ECLI:NL:CRVB:2019:595
Centrale Raad van Beroep
- Hoger beroep
- Rechtspraak.nl
Hoger beroep inzake intrekking WAO-uitkering en toename van beperkingen
Op 21 februari 2019 heeft de Centrale Raad van Beroep uitspraak gedaan in een hoger beroep tegen de beslissing van de rechtbank Noord-Nederland. De zaak betreft appellant, die in 1999 arbeidsongeschikt werd en vanaf 2000 een WAO-uitkering ontving. Deze uitkering werd in 2005 ingetrokken.
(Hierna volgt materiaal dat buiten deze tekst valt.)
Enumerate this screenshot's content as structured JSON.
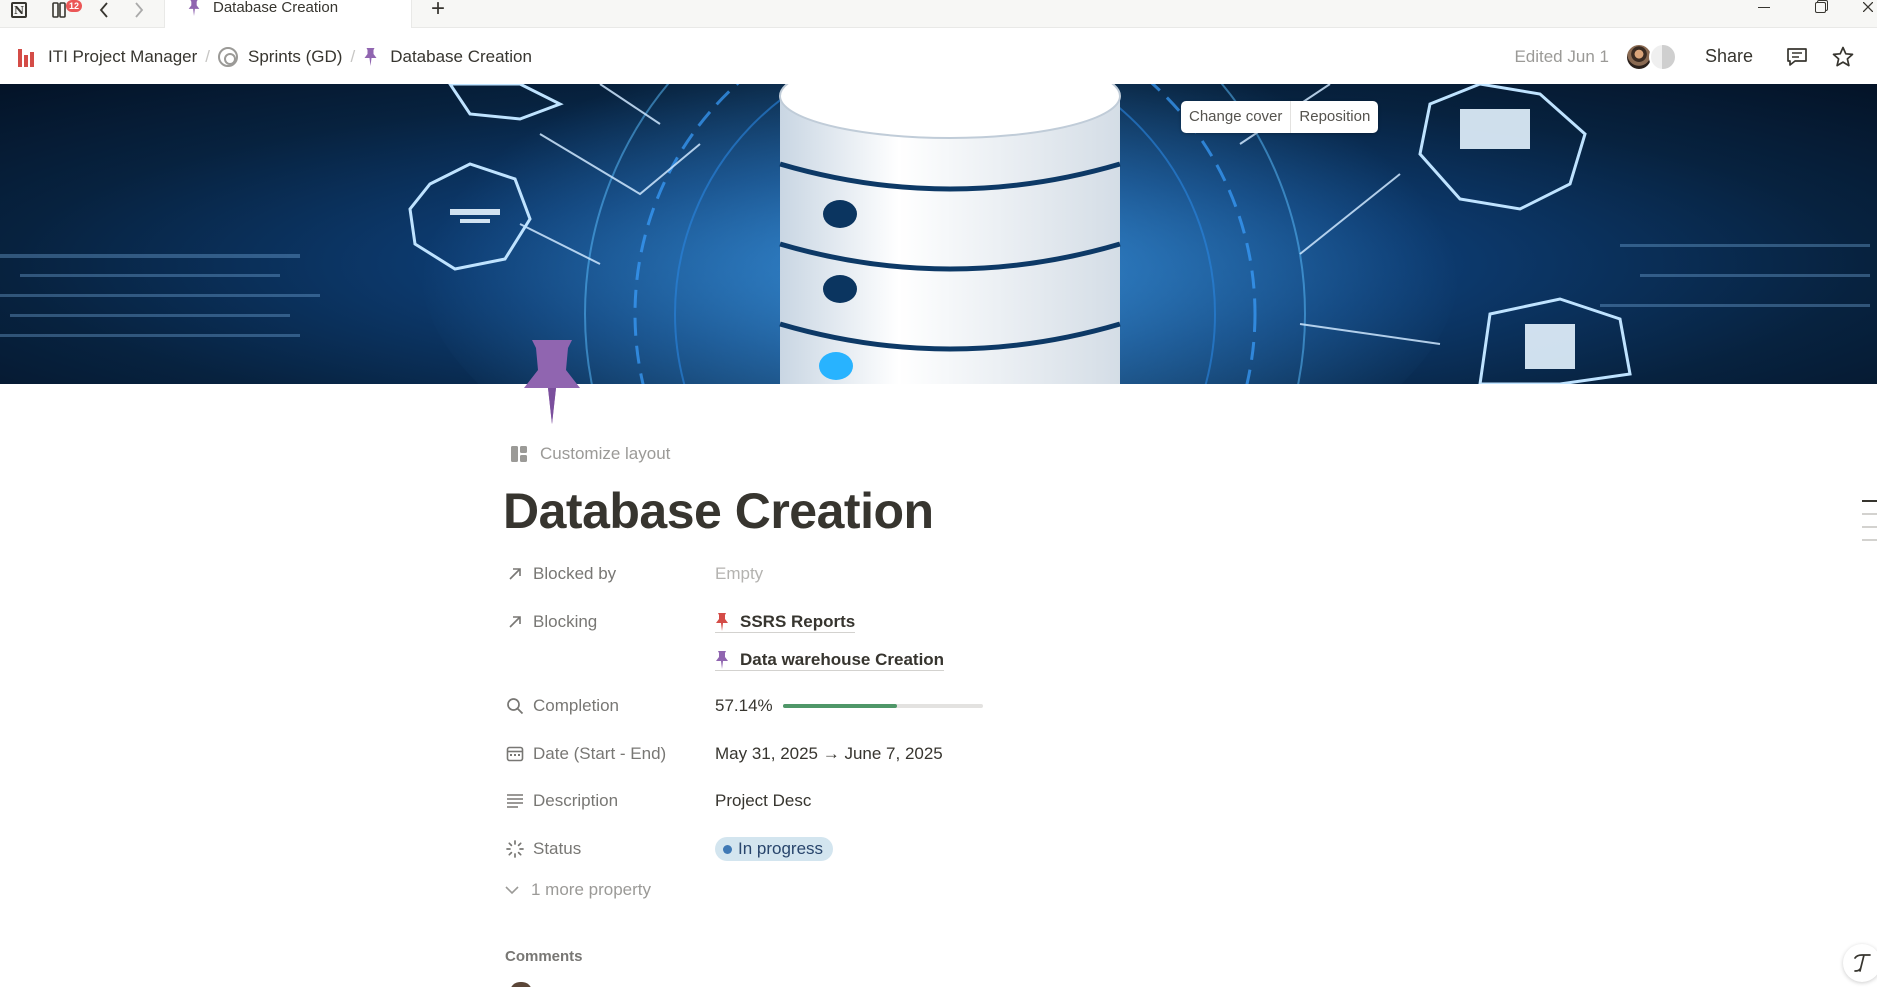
{
  "titlebar": {
    "app_icon": "notion-logo-icon",
    "app_glyph": "N",
    "inbox_badge": "12",
    "tab_title": "Database Creation",
    "new_tab_glyph": "+"
  },
  "breadcrumb": [
    {
      "label": "ITI Project Manager",
      "icon": "iti-logo-icon"
    },
    {
      "label": "Sprints (GD)",
      "icon": "target-icon"
    },
    {
      "label": "Database Creation",
      "icon": "pushpin-icon"
    }
  ],
  "topbar": {
    "edited": "Edited Jun 1",
    "share": "Share"
  },
  "cover": {
    "change_cover": "Change cover",
    "reposition": "Reposition"
  },
  "page": {
    "customize_layout": "Customize layout",
    "title": "Database Creation",
    "icon_color": "#9065b0"
  },
  "properties": {
    "blocked_by": {
      "name": "Blocked by",
      "icon": "arrow-up-right-icon",
      "value": "Empty"
    },
    "blocking": {
      "name": "Blocking",
      "icon": "arrow-up-right-icon",
      "items": [
        {
          "label": "SSRS Reports",
          "pin_color": "#d44c47"
        },
        {
          "label": "Data warehouse Creation",
          "pin_color": "#9065b0"
        }
      ]
    },
    "completion": {
      "name": "Completion",
      "icon": "search-icon",
      "value": "57.14%",
      "fraction": 0.5714,
      "bar_color": "#4f9768"
    },
    "date": {
      "name": "Date (Start - End)",
      "icon": "calendar-icon",
      "value": "May 31, 2025 → June 7, 2025"
    },
    "description": {
      "name": "Description",
      "icon": "text-lines-icon",
      "value": "Project Desc"
    },
    "status": {
      "name": "Status",
      "icon": "status-spinner-icon",
      "value": "In progress",
      "color": "#d3e5ef",
      "dot_color": "#3f79b5"
    }
  },
  "more_properties": "1 more property",
  "comments_label": "Comments"
}
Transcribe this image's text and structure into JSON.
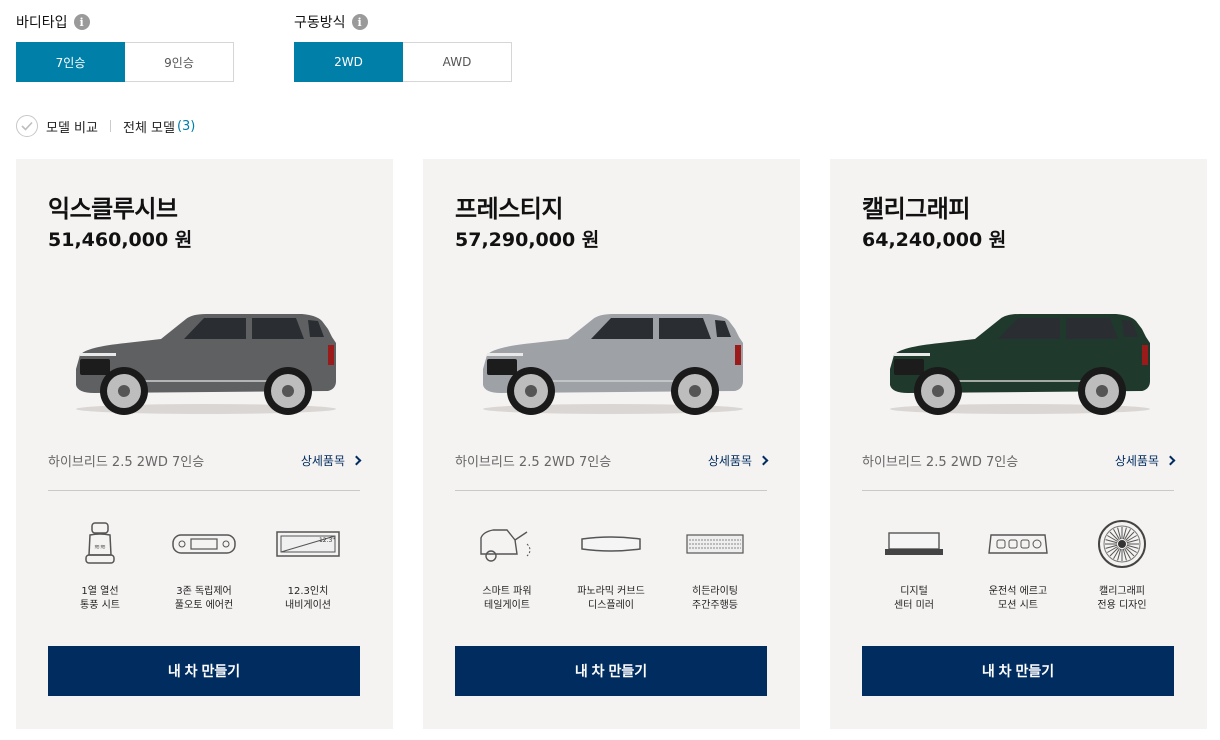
{
  "filters": {
    "body_type": {
      "title": "바디타입",
      "options": [
        "7인승",
        "9인승"
      ],
      "selected": "7인승"
    },
    "drive": {
      "title": "구동방식",
      "options": [
        "2WD",
        "AWD"
      ],
      "selected": "2WD"
    }
  },
  "compare": {
    "label": "모델 비교",
    "all_models_label": "전체 모델",
    "count": "(3)"
  },
  "colors": {
    "accent": "#007fa8",
    "button_navy": "#002c5f",
    "card_bg": "#f5f3f2"
  },
  "cards": [
    {
      "name": "익스클루시브",
      "price": "51,460,000 원",
      "car_color": "#5f6062",
      "spec": "하이브리드 2.5 2WD 7인승",
      "detail_label": "상세품목",
      "features": [
        {
          "icon": "heated-seat-icon",
          "label": "1열 열선\n통풍 시트"
        },
        {
          "icon": "climate-control-icon",
          "label": "3존 독립제어\n풀오토 에어컨"
        },
        {
          "icon": "navigation-screen-icon",
          "label": "12.3인치\n내비게이션",
          "screen_text": "12.3\""
        }
      ],
      "build_label": "내 차 만들기"
    },
    {
      "name": "프레스티지",
      "price": "57,290,000 원",
      "car_color": "#9ea1a6",
      "spec": "하이브리드 2.5 2WD 7인승",
      "detail_label": "상세품목",
      "features": [
        {
          "icon": "power-tailgate-icon",
          "label": "스마트 파워\n테일게이트"
        },
        {
          "icon": "curved-display-icon",
          "label": "파노라믹 커브드\n디스플레이"
        },
        {
          "icon": "hidden-drl-icon",
          "label": "히든라이팅\n주간주행등"
        }
      ],
      "build_label": "내 차 만들기"
    },
    {
      "name": "캘리그래피",
      "price": "64,240,000 원",
      "car_color": "#1f3a2c",
      "spec": "하이브리드 2.5 2WD 7인승",
      "detail_label": "상세품목",
      "features": [
        {
          "icon": "digital-mirror-icon",
          "label": "디지털\n센터 미러"
        },
        {
          "icon": "ergo-seat-control-icon",
          "label": "운전석 에르고\n모션 시트"
        },
        {
          "icon": "calligraphy-wheel-icon",
          "label": "캘리그래피\n전용 디자인"
        }
      ],
      "build_label": "내 차 만들기"
    }
  ]
}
Appellant heeft in 2010 en 2016 opnieuw aanvragen gedaan voor een arbeidsongeschiktheidsuitkering, die door het Uwv zijn afgewezen. De Raad heeft in eerdere uitspraken vastgesteld dat er geen toename van beperkingen was na de intrekking van de WAO-uitkering. De rechtbank heeft het beroep van appellant tegen het bestreden besluit ongegrond verklaard, omdat de beoordeling van de arbeidsongeschiktheid buiten de vijfjaarstermijn viel die in de WAO is vastgesteld. In hoger beroep heeft appellant betoogd dat de termijn vanaf een latere datum moet worden gerekend, maar de Raad heeft deze stelling verworpen. De Raad bevestigde de uitspraak van de rechtbank en oordeelde dat er geen bewijs was voor toegenomen beperkingen binnen de relevante termijn. De uitspraak werd gedaan door I.M.J. Hilhorst-Hagen, met W.M. Swinkels als griffier.